When I married my wife (and for the 10 years prior that we lived as a couple before I could convince her to marry me) I was 100% committed to being with her until “death do we part”. I adored her and cherished our relationship. After our first few months together, the thought of breaking up was simply out of the question. It was never going to happen. Although I never asked her, I’m confident the feeling was mutual.
But here’s the thing – I was her 2nd husband. When they married, I’m sure both of them felt the same way – that they would never get divorced. Even though it’s commonly stated that 50% of marriages in the US end in divorce, I assume that most couples getting married think “we’ll be in the stayed together 50%”. Divorce rates for second marriages is estimated even higher at 60%.
Given that the chances of a marriage lasting for a lifetime is literally a coin flip and given that I was one of the lucky ones who made it nearly 3 decades until “death do us part” I have a lot of thoughts about marriage.
First, I doubt I’ll ever get married again. When I met my wife, I was a 21 year old man just beginning to figure my way in the adult world. I was full of romantic dreams, big ambitions, plans for the future, wants, needs and hormones.

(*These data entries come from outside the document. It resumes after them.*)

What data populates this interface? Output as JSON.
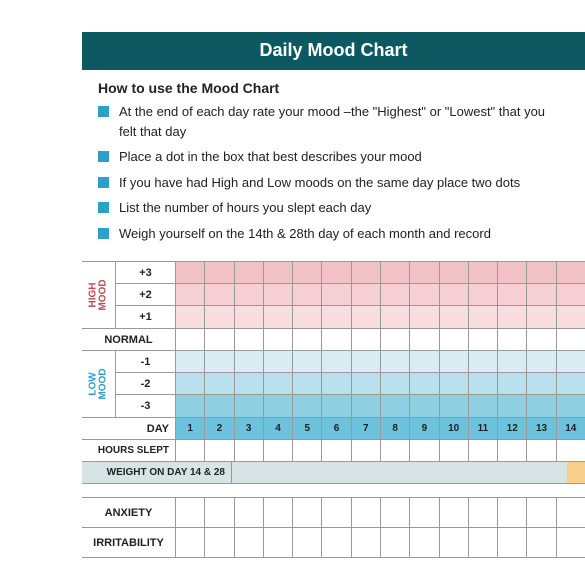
{
  "title": "Daily Mood Chart",
  "instructions_heading": "How to use the Mood Chart",
  "bullets": [
    "At the end of each day rate your mood –the \"Highest\" or \"Lowest\" that you felt that day",
    "Place a dot in the box that best describes your mood",
    "If you have had High and Low moods on the same day place two dots",
    "List the number of hours you slept each day",
    "Weigh yourself on the 14th & 28th day of each month and record"
  ],
  "labels": {
    "high_mood": "HIGH\nMOOD",
    "low_mood": "LOW\nMOOD",
    "normal": "NORMAL",
    "day": "DAY",
    "hours_slept": "HOURS SLEPT",
    "weight": "WEIGHT ON DAY 14 & 28",
    "anxiety": "ANXIETY",
    "irritability": "IRRITABILITY"
  },
  "levels": {
    "p3": "+3",
    "p2": "+2",
    "p1": "+1",
    "m1": "-1",
    "m2": "-2",
    "m3": "-3"
  },
  "day_count": 14,
  "colors": {
    "header_bg": "#0d5961",
    "bullet": "#2da0c7",
    "high": [
      "#f3c2c6",
      "#f6cfd2",
      "#f9dde0"
    ],
    "low": [
      "#d9edf5",
      "#b9e0ee",
      "#8ecfe2"
    ],
    "day_row": "#6cc3db",
    "weight_row": "#d6e4e6",
    "weight_mark": "#f9cf8e",
    "high_text": "#c44858",
    "low_text": "#2da0c7"
  }
}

It never occurred to me that marriage was not really a contract with my wife.
I’ve learned, since then, through my own experiences and those of friends and family who’ve been through multiple divorces that it is a contract with the State.

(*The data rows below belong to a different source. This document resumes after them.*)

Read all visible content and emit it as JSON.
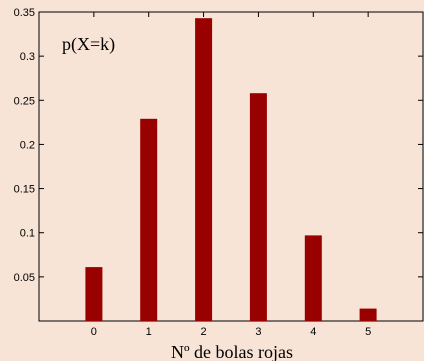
{
  "chart_data": {
    "type": "bar",
    "title": "",
    "annotation": "p(X=k)",
    "xlabel": "Nº de bolas rojas",
    "ylabel": "",
    "categories": [
      "0",
      "1",
      "2",
      "3",
      "4",
      "5"
    ],
    "x": [
      0,
      1,
      2,
      3,
      4,
      5
    ],
    "values": [
      0.061,
      0.229,
      0.343,
      0.258,
      0.097,
      0.014
    ],
    "xlim": [
      -1,
      6
    ],
    "ylim": [
      0,
      0.35
    ],
    "yticks": [
      0.05,
      0.1,
      0.15,
      0.2,
      0.25,
      0.3,
      0.35
    ],
    "ytick_labels": [
      "0.05",
      "0.1",
      "0.15",
      "0.2",
      "0.25",
      "0.3",
      "0.35"
    ],
    "bar_color": "#990000",
    "background_color": "#f8e4d6",
    "grid": false,
    "legend": "none"
  }
}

The State decides the penalties for breaking that contract. The State has the final say in divvying up assets, debts, children, and personal belongings. The State controls much about how a couple’s divorce proceedings will occur and how they will impact both parties – for years and sometimes, forever.

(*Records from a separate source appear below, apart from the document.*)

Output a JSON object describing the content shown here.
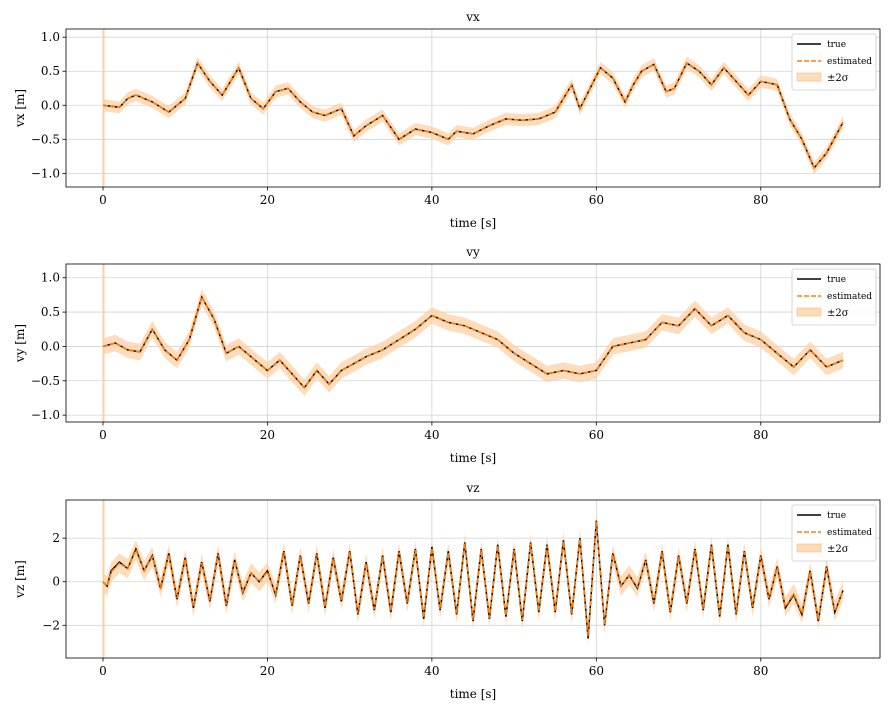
{
  "figure": {
    "background": "#ffffff"
  },
  "legend_labels": {
    "true": "true",
    "estimated": "estimated",
    "band": "±2σ"
  },
  "colors": {
    "true": "#000000",
    "estimated": "#ff7f0e",
    "band": "#ffcf9f",
    "grid": "#d3d3d3"
  },
  "chart_data": [
    {
      "type": "line",
      "title": "vx",
      "xlabel": "time [s]",
      "ylabel": "vx [m]",
      "xlim": [
        -4.5,
        94.5
      ],
      "ylim": [
        -1.2,
        1.12
      ],
      "xticks": [
        0,
        20,
        40,
        60,
        80
      ],
      "xtick_labels": [
        "0",
        "20",
        "40",
        "60",
        "80"
      ],
      "yticks": [
        -1.0,
        -0.5,
        0.0,
        0.5,
        1.0
      ],
      "ytick_labels": [
        "−1.0",
        "−0.5",
        "0.0",
        "0.5",
        "1.0"
      ],
      "grid": true,
      "legend": "top-right",
      "band_halfwidth": 0.09,
      "series": [
        {
          "name": "true",
          "style": "solid",
          "x": [
            0,
            2,
            3,
            4,
            6,
            8,
            10,
            11.5,
            13,
            14.5,
            16.5,
            18,
            19.5,
            21,
            22.5,
            24,
            25.5,
            27,
            29,
            30.5,
            32,
            34,
            36,
            38,
            40,
            42,
            43,
            45,
            47,
            49,
            51,
            53,
            55,
            56,
            57,
            58,
            60.5,
            62,
            63.5,
            64.5,
            65.5,
            67,
            68.5,
            69.5,
            71,
            72.5,
            74,
            75.5,
            77,
            78.5,
            80,
            82,
            83.5,
            85,
            86.5,
            88,
            90
          ],
          "y": [
            0,
            -0.03,
            0.1,
            0.15,
            0.05,
            -0.1,
            0.1,
            0.62,
            0.35,
            0.15,
            0.55,
            0.1,
            -0.05,
            0.2,
            0.25,
            0.05,
            -0.1,
            -0.15,
            -0.05,
            -0.45,
            -0.3,
            -0.15,
            -0.5,
            -0.35,
            -0.4,
            -0.5,
            -0.38,
            -0.42,
            -0.3,
            -0.2,
            -0.22,
            -0.2,
            -0.1,
            0.1,
            0.3,
            -0.05,
            0.55,
            0.4,
            0.05,
            0.3,
            0.5,
            0.6,
            0.2,
            0.25,
            0.62,
            0.5,
            0.3,
            0.55,
            0.35,
            0.15,
            0.35,
            0.3,
            -0.2,
            -0.5,
            -0.92,
            -0.7,
            -0.25
          ]
        },
        {
          "name": "estimated",
          "style": "dashed",
          "x": [
            0,
            2,
            3,
            4,
            6,
            8,
            10,
            11.5,
            13,
            14.5,
            16.5,
            18,
            19.5,
            21,
            22.5,
            24,
            25.5,
            27,
            29,
            30.5,
            32,
            34,
            36,
            38,
            40,
            42,
            43,
            45,
            47,
            49,
            51,
            53,
            55,
            56,
            57,
            58,
            60.5,
            62,
            63.5,
            64.5,
            65.5,
            67,
            68.5,
            69.5,
            71,
            72.5,
            74,
            75.5,
            77,
            78.5,
            80,
            82,
            83.5,
            85,
            86.5,
            88,
            90
          ],
          "y": [
            0,
            -0.03,
            0.1,
            0.15,
            0.05,
            -0.1,
            0.1,
            0.62,
            0.35,
            0.15,
            0.55,
            0.1,
            -0.05,
            0.2,
            0.25,
            0.05,
            -0.1,
            -0.15,
            -0.05,
            -0.45,
            -0.3,
            -0.15,
            -0.5,
            -0.35,
            -0.4,
            -0.5,
            -0.38,
            -0.42,
            -0.3,
            -0.2,
            -0.22,
            -0.2,
            -0.1,
            0.1,
            0.3,
            -0.05,
            0.55,
            0.4,
            0.05,
            0.3,
            0.5,
            0.6,
            0.2,
            0.25,
            0.62,
            0.5,
            0.3,
            0.55,
            0.35,
            0.15,
            0.35,
            0.3,
            -0.2,
            -0.5,
            -0.92,
            -0.7,
            -0.25
          ]
        }
      ]
    },
    {
      "type": "line",
      "title": "vy",
      "xlabel": "time [s]",
      "ylabel": "vy [m]",
      "xlim": [
        -4.5,
        94.5
      ],
      "ylim": [
        -1.1,
        1.2
      ],
      "xticks": [
        0,
        20,
        40,
        60,
        80
      ],
      "xtick_labels": [
        "0",
        "20",
        "40",
        "60",
        "80"
      ],
      "yticks": [
        -1.0,
        -0.5,
        0.0,
        0.5,
        1.0
      ],
      "ytick_labels": [
        "−1.0",
        "−0.5",
        "0.0",
        "0.5",
        "1.0"
      ],
      "grid": true,
      "legend": "top-right",
      "band_halfwidth": 0.12,
      "series": [
        {
          "name": "true",
          "style": "solid",
          "x": [
            0,
            1.5,
            3,
            4.5,
            6,
            7.5,
            9,
            10.5,
            12,
            13.5,
            15,
            16.5,
            18,
            20,
            21.5,
            23,
            24.5,
            26,
            27.5,
            29,
            30.5,
            32,
            34,
            36,
            38,
            40,
            42,
            44,
            46,
            48,
            50,
            52,
            54,
            56,
            58,
            60,
            62,
            64,
            66,
            68,
            70,
            72,
            74,
            76,
            78,
            80,
            82,
            84,
            86,
            88,
            90
          ],
          "y": [
            0,
            0.05,
            -0.05,
            -0.08,
            0.25,
            -0.05,
            -0.2,
            0.1,
            0.72,
            0.4,
            -0.1,
            0.0,
            -0.15,
            -0.35,
            -0.2,
            -0.4,
            -0.6,
            -0.35,
            -0.55,
            -0.35,
            -0.25,
            -0.15,
            -0.05,
            0.1,
            0.25,
            0.45,
            0.35,
            0.3,
            0.2,
            0.1,
            -0.1,
            -0.25,
            -0.4,
            -0.35,
            -0.4,
            -0.35,
            0.0,
            0.05,
            0.1,
            0.35,
            0.3,
            0.55,
            0.3,
            0.45,
            0.2,
            0.1,
            -0.1,
            -0.3,
            -0.05,
            -0.3,
            -0.2
          ]
        },
        {
          "name": "estimated",
          "style": "dashed",
          "x": [
            0,
            1.5,
            3,
            4.5,
            6,
            7.5,
            9,
            10.5,
            12,
            13.5,
            15,
            16.5,
            18,
            20,
            21.5,
            23,
            24.5,
            26,
            27.5,
            29,
            30.5,
            32,
            34,
            36,
            38,
            40,
            42,
            44,
            46,
            48,
            50,
            52,
            54,
            56,
            58,
            60,
            62,
            64,
            66,
            68,
            70,
            72,
            74,
            76,
            78,
            80,
            82,
            84,
            86,
            88,
            90
          ],
          "y": [
            0,
            0.05,
            -0.05,
            -0.08,
            0.25,
            -0.05,
            -0.2,
            0.1,
            0.72,
            0.4,
            -0.1,
            0.0,
            -0.15,
            -0.35,
            -0.2,
            -0.4,
            -0.6,
            -0.35,
            -0.55,
            -0.35,
            -0.25,
            -0.15,
            -0.05,
            0.1,
            0.25,
            0.45,
            0.35,
            0.3,
            0.2,
            0.1,
            -0.1,
            -0.25,
            -0.4,
            -0.35,
            -0.4,
            -0.35,
            0.0,
            0.05,
            0.1,
            0.35,
            0.3,
            0.55,
            0.3,
            0.45,
            0.2,
            0.1,
            -0.1,
            -0.3,
            -0.05,
            -0.3,
            -0.2
          ]
        }
      ]
    },
    {
      "type": "line",
      "title": "vz",
      "xlabel": "time [s]",
      "ylabel": "vz [m]",
      "xlim": [
        -4.5,
        94.5
      ],
      "ylim": [
        -3.5,
        3.75
      ],
      "xticks": [
        0,
        20,
        40,
        60,
        80
      ],
      "xtick_labels": [
        "0",
        "20",
        "40",
        "60",
        "80"
      ],
      "yticks": [
        -2,
        0,
        2
      ],
      "ytick_labels": [
        "−2",
        "0",
        "2"
      ],
      "grid": true,
      "legend": "top-right",
      "band_halfwidth": 0.45,
      "series": [
        {
          "name": "true",
          "style": "solid",
          "x": [
            0,
            0.5,
            1,
            2,
            3,
            4,
            5,
            6,
            7,
            8,
            9,
            10,
            11,
            12,
            13,
            14,
            15,
            16,
            17,
            18,
            19,
            20,
            21,
            22,
            23,
            24,
            25,
            26,
            27,
            28,
            29,
            30,
            31,
            32,
            33,
            34,
            35,
            36,
            37,
            38,
            39,
            40,
            41,
            42,
            43,
            44,
            45,
            46,
            47,
            48,
            49,
            50,
            51,
            52,
            53,
            54,
            55,
            56,
            57,
            58,
            59,
            60,
            61,
            62,
            63,
            64,
            65,
            66,
            67,
            68,
            69,
            70,
            71,
            72,
            73,
            74,
            75,
            76,
            77,
            78,
            79,
            80,
            81,
            82,
            83,
            84,
            85,
            86,
            87,
            88,
            89,
            90
          ],
          "y": [
            0,
            -0.2,
            0.5,
            0.9,
            0.6,
            1.5,
            0.5,
            1.2,
            -0.3,
            1.3,
            -0.8,
            1.1,
            -1.2,
            0.9,
            -0.9,
            1.3,
            -1.1,
            1.0,
            -0.5,
            0.4,
            0.0,
            0.5,
            -0.6,
            1.4,
            -1.1,
            1.2,
            -1.0,
            1.3,
            -1.2,
            1.1,
            -0.9,
            1.4,
            -1.5,
            0.9,
            -1.3,
            1.2,
            -1.4,
            1.4,
            -1.0,
            1.5,
            -1.7,
            1.6,
            -1.3,
            1.4,
            -1.5,
            1.8,
            -1.8,
            1.5,
            -1.7,
            1.7,
            -1.6,
            1.5,
            -1.8,
            1.8,
            -1.4,
            1.7,
            -1.4,
            1.9,
            -1.5,
            2.0,
            -2.6,
            2.8,
            -2.0,
            1.3,
            -0.2,
            0.3,
            -0.3,
            1.0,
            -1.0,
            1.4,
            -1.4,
            1.2,
            -1.0,
            1.5,
            -1.3,
            1.7,
            -1.6,
            1.7,
            -1.5,
            1.4,
            -1.2,
            1.2,
            -0.8,
            0.7,
            -1.2,
            -0.6,
            -1.5,
            0.5,
            -1.8,
            0.7,
            -1.4,
            -0.4
          ]
        },
        {
          "name": "estimated",
          "style": "dashed",
          "x": [
            0,
            0.5,
            1,
            2,
            3,
            4,
            5,
            6,
            7,
            8,
            9,
            10,
            11,
            12,
            13,
            14,
            15,
            16,
            17,
            18,
            19,
            20,
            21,
            22,
            23,
            24,
            25,
            26,
            27,
            28,
            29,
            30,
            31,
            32,
            33,
            34,
            35,
            36,
            37,
            38,
            39,
            40,
            41,
            42,
            43,
            44,
            45,
            46,
            47,
            48,
            49,
            50,
            51,
            52,
            53,
            54,
            55,
            56,
            57,
            58,
            59,
            60,
            61,
            62,
            63,
            64,
            65,
            66,
            67,
            68,
            69,
            70,
            71,
            72,
            73,
            74,
            75,
            76,
            77,
            78,
            79,
            80,
            81,
            82,
            83,
            84,
            85,
            86,
            87,
            88,
            89,
            90
          ],
          "y": [
            0,
            -0.2,
            0.45,
            0.85,
            0.6,
            1.45,
            0.5,
            1.15,
            -0.25,
            1.25,
            -0.75,
            1.05,
            -1.15,
            0.85,
            -0.85,
            1.25,
            -1.05,
            0.95,
            -0.45,
            0.4,
            0.0,
            0.45,
            -0.55,
            1.35,
            -1.05,
            1.15,
            -0.95,
            1.25,
            -1.15,
            1.05,
            -0.85,
            1.35,
            -1.45,
            0.85,
            -1.25,
            1.15,
            -1.35,
            1.35,
            -0.95,
            1.45,
            -1.65,
            1.55,
            -1.25,
            1.35,
            -1.45,
            1.75,
            -1.75,
            1.45,
            -1.65,
            1.65,
            -1.55,
            1.45,
            -1.75,
            1.75,
            -1.35,
            1.65,
            -1.35,
            1.85,
            -1.45,
            1.95,
            -2.5,
            2.75,
            -1.95,
            1.25,
            -0.2,
            0.3,
            -0.25,
            0.95,
            -0.95,
            1.35,
            -1.35,
            1.15,
            -0.95,
            1.45,
            -1.25,
            1.65,
            -1.55,
            1.65,
            -1.45,
            1.35,
            -1.15,
            1.15,
            -0.75,
            0.65,
            -1.15,
            -0.55,
            -1.45,
            0.45,
            -1.75,
            0.65,
            -1.35,
            -0.4
          ]
        }
      ]
    }
  ]
}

If I was to get married again I would have a prenup with my partner. Before marrying, we’d discuss everything from money to children to assets to belongings to health decisions to power of attorney to families to money management.
It has nothing to do with love or trusting each other. It has to do with not wanting some Magistrate to have the power to make decisions regarding our lives that we could have made ourselves.
If any of my friends decide to get married, I’d recommend the same for them.
Other than some anecdotal stories of divorcees who got “screwed” or “rewarded”, I had no clue about any of this when I proposed to my future wife.
I recommend that high schools have a course on teach divorce law, child custody and child support law, property law.
Let’s end the fairy tales by equipping our next generation so they can enter into a marriage contract with honesty and open eyes.
For what it is worth, I never considered a prenup with my wife, nor would I have. I was young, delusional and had no assets at the time. She was more mature than I, but I’m certain the though never crossed her mind either. For us, it turned out not to be a non-issue. We won our coin flip.
My entire life I though prenups were beyond unromantic. They were something for rich people and celebrities to have. Normal people like me didn’t need them. In fact, theoretically, had my fiancee instead on one, I might have backed out of marrying her because I would have believed she didn’t “trust” me.
I no longer feel this way at all.
In fact, I almost feel society would be better served if it was required as part of a marriage license.